The National Science Foundation (NSF) has awarded Syracuse University School of Information Studies (iSchool) Professor Kevin Crowston $478,858 over three years to investigate the capabilities of social computational computer support systems in the context of citizen science, defined as partnerships between volunteers and scientists.

Social computational support systems are any computer systems in which people interact socially. This can include blogs, e-mail, and social networking web sites, but is usually more concerned with online collaborative work like collaborative filtering, online auctions, prediction markets, reputation systems, computational social choice, tagging, and verification games. The goal of this study is to use and show how this kind of computer software can be used to facilitate communication between volunteers and scientists as they try to answer real-world questions.
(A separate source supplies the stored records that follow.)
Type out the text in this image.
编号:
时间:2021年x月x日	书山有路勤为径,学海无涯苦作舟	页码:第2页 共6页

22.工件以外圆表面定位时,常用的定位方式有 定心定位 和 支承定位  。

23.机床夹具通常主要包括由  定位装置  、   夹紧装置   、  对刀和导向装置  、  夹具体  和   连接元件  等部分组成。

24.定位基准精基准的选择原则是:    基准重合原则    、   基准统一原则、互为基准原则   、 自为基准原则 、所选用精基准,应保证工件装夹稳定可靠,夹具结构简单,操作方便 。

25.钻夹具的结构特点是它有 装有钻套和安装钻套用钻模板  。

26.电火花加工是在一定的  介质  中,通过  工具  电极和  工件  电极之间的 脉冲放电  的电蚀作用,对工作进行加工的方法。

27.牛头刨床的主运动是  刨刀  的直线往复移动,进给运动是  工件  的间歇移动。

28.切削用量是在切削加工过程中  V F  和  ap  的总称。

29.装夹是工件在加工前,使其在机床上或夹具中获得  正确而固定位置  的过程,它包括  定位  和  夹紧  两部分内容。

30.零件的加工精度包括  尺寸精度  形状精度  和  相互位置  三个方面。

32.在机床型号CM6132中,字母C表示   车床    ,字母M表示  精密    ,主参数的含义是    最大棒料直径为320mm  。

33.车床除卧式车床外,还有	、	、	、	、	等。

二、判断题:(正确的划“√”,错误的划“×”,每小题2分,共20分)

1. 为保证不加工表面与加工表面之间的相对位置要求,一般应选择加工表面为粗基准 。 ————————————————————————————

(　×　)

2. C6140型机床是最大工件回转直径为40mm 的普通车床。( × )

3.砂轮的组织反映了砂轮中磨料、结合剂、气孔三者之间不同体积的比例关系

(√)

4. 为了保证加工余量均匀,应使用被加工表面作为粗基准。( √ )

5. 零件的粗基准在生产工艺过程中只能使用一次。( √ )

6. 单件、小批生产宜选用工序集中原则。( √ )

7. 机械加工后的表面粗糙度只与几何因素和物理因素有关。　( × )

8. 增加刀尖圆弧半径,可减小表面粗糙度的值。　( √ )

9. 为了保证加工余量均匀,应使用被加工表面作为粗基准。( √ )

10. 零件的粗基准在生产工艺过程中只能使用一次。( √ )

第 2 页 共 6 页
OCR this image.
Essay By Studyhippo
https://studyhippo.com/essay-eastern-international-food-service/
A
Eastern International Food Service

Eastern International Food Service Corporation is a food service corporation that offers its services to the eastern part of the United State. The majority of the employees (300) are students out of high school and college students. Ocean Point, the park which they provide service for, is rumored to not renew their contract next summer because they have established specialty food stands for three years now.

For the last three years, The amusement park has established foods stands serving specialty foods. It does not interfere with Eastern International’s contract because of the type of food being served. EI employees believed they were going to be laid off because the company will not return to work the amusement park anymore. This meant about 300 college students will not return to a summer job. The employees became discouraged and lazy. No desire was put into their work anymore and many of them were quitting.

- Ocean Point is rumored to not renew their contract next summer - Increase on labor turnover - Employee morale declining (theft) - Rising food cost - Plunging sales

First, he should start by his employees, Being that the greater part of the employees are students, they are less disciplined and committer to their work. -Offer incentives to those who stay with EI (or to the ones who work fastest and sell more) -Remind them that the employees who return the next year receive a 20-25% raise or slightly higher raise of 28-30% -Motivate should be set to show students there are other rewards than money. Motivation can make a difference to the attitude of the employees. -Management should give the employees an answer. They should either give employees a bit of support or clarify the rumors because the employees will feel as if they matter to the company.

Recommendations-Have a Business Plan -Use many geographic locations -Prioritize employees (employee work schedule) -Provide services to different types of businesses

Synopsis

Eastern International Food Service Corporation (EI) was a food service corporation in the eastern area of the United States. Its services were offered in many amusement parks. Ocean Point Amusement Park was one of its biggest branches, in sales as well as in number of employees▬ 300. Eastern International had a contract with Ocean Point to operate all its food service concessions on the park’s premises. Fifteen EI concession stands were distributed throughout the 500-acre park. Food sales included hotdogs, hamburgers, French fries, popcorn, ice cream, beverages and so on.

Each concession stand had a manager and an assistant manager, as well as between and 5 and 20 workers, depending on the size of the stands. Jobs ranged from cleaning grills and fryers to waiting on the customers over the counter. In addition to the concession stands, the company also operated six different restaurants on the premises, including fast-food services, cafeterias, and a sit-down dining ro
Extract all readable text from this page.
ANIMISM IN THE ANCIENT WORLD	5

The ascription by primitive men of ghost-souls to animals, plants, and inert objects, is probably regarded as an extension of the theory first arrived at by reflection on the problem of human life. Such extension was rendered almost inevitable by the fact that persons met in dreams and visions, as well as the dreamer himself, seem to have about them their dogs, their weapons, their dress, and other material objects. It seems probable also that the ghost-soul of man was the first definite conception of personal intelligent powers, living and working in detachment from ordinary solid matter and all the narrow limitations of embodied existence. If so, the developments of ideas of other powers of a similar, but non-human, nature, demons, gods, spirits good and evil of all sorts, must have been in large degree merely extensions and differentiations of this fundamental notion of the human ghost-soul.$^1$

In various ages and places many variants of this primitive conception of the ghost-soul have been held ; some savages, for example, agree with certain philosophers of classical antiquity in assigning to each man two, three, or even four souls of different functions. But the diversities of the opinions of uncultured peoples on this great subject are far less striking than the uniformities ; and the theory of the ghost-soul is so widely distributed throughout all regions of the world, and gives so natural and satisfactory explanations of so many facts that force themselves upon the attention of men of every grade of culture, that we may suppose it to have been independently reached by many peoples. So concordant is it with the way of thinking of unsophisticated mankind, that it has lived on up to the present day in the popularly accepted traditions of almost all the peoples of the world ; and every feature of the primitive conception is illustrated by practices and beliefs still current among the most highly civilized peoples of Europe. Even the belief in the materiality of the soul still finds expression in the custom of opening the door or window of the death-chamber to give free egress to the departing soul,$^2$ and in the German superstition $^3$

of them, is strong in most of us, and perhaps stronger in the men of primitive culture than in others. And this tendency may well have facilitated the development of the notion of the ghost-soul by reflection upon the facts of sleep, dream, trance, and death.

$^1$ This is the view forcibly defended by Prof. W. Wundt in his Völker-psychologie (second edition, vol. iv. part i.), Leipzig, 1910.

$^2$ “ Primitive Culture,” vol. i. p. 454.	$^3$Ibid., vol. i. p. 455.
The project will investigate how public involvement in scientific research can advance scientific goals while also educating volunteer participants, determining how citizen science can benefit large-scale data collection and analysis, and providing guidelines for improving the design and implementation of computational support systems for citizen science projects.

Crowston’s research will focus three goals: developing a practical understanding of how social computing can benefit science education, developing new research models of social computing that support large scale public participation, and testing social computing systems that incorporate explicit knowledge of human cognitive and social abilities.

The grant is a complement to the Virtual Organizations as Socio-Technical Systems (VOSS) grant awarded to iSchool Associate Professor Derrick L. Cogburn last year. That grant, “Developing a Comparative Meta-Analytical Model for Evaluating and Facilitating Accessible CI-Enabled Virtual Organizations,” studies how virtual organizations operate.

Crowston is a Professor of Information Studies at the iSchool. He received an A.B. in Applied Mathematics, Computer Science from Harvard University in 1984, and a Ph.D. in Information Technologies from the Sloan School of Management, Massachusetts Institute of Technology in 1991.